🤖 AI Summary
This work proposes MolCrystalFlow, a flow-matching–based generative model for molecular crystal structure prediction that addresses the challenges posed by large molecular size and complex intra- and intermolecular interactions. By treating molecules as rigid bodies, the method decouples intramolecular conformations from intermolecular packing and jointly learns the lattice matrix, molecular orientations, and centroid positions. MolCrystalFlow uniquely integrates geodesic flows on Riemannian manifolds with graph neural networks—the first such approach in molecular crystal generation—to rigorously preserve geometric symmetries. It also enables seamless incorporation of general machine learning potentials to accelerate sampling. Evaluated on two open-source datasets, the model significantly outperforms current state-of-the-art generative and rule-based methods, substantially improving the efficiency of predicting large-scale periodic crystal structures.
📝 Abstract
Molecular crystal structure prediction represents a grand challenge in computational chemistry due to large sizes of constituent molecules and complex intra- and intermolecular interactions. While generative modeling has revolutionized structure discovery for molecules, inorganic solids, and metal-organic frameworks, extending such approaches to fully periodic molecular crystals is still elusive. Here, we present MolCrystalFlow, a flow-based generative model for molecular crystal structure prediction.

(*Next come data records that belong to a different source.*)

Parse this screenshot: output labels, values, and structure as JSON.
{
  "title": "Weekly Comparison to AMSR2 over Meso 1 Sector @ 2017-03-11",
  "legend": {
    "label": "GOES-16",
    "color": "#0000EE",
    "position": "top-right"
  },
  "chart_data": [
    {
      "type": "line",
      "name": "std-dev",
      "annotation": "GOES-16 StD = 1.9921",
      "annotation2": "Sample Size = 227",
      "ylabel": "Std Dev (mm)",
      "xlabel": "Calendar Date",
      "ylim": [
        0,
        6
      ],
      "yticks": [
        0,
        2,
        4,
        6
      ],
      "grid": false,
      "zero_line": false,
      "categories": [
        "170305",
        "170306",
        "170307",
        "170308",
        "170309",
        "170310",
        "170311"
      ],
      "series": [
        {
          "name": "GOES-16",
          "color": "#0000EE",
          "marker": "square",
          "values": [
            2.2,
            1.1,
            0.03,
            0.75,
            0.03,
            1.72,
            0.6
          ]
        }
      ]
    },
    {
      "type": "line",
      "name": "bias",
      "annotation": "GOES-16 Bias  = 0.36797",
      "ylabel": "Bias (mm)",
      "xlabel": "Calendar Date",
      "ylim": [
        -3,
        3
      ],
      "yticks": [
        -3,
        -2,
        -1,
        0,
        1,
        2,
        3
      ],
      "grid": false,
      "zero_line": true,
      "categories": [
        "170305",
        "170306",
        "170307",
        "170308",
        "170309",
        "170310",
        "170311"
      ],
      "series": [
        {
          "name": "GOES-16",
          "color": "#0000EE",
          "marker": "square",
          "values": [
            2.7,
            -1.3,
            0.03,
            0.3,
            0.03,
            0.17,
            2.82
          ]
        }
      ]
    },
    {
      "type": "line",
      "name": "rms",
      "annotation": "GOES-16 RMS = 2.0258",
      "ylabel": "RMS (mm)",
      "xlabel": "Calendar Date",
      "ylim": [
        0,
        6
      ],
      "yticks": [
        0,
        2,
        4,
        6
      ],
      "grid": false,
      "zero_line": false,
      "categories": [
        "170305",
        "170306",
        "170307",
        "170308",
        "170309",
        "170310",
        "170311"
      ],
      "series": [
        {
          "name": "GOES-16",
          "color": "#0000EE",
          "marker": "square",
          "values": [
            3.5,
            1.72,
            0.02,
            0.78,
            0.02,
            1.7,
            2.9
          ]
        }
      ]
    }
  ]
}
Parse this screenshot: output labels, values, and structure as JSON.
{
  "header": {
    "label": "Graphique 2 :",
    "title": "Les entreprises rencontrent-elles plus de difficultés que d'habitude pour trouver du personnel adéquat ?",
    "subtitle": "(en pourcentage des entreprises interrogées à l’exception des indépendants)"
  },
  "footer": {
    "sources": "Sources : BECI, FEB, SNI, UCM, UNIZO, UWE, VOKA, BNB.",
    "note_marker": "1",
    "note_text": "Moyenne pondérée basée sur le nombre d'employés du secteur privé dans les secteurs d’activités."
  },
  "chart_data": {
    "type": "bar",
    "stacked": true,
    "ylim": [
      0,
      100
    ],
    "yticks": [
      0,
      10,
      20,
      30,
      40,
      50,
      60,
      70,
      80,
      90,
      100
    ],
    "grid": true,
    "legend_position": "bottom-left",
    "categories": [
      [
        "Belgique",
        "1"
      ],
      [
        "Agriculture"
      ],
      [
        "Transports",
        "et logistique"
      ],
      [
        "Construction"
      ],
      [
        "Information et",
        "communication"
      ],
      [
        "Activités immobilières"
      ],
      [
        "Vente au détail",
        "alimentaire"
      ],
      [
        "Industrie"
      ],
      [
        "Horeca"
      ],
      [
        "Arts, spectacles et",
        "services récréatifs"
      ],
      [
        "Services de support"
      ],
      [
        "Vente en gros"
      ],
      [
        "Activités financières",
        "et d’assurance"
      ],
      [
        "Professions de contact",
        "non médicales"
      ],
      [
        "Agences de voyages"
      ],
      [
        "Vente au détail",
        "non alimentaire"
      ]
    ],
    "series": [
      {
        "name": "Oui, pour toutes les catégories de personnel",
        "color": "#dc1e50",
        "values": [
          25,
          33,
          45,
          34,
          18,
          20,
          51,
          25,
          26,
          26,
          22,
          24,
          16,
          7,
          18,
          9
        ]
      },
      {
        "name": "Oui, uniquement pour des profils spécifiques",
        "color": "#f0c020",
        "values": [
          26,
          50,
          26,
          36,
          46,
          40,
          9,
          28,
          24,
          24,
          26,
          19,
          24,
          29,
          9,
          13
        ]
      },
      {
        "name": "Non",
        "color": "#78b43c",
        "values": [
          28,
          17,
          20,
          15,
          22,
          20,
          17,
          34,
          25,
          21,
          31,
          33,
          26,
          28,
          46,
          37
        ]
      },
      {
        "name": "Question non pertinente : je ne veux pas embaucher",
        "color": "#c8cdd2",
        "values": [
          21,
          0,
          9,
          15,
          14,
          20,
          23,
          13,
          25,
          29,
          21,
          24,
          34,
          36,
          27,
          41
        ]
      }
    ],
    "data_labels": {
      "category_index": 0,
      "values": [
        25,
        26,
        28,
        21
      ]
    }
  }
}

The framework disentangles intramolecular complexity from intermolecular packing by embedding molecules as rigid bodies and jointly learning the lattice matrix, molecular orientations, and centroid positions. Centroids and orientations are represented on their native Riemannian manifolds, allowing geodesic flow construction and graph neural network operations that respects geometric symmetries. We benchmark our model against state-of-the-art generative models for large-size periodic crystals and rule-based structure generation methods on two open-source molecular crystal datasets. We demonstrate an integration of MolCrystalFlow model with universal machine learning potential to accelerate molecular crystal structure prediction, paving the way for data-driven generative discovery of molecular crystals.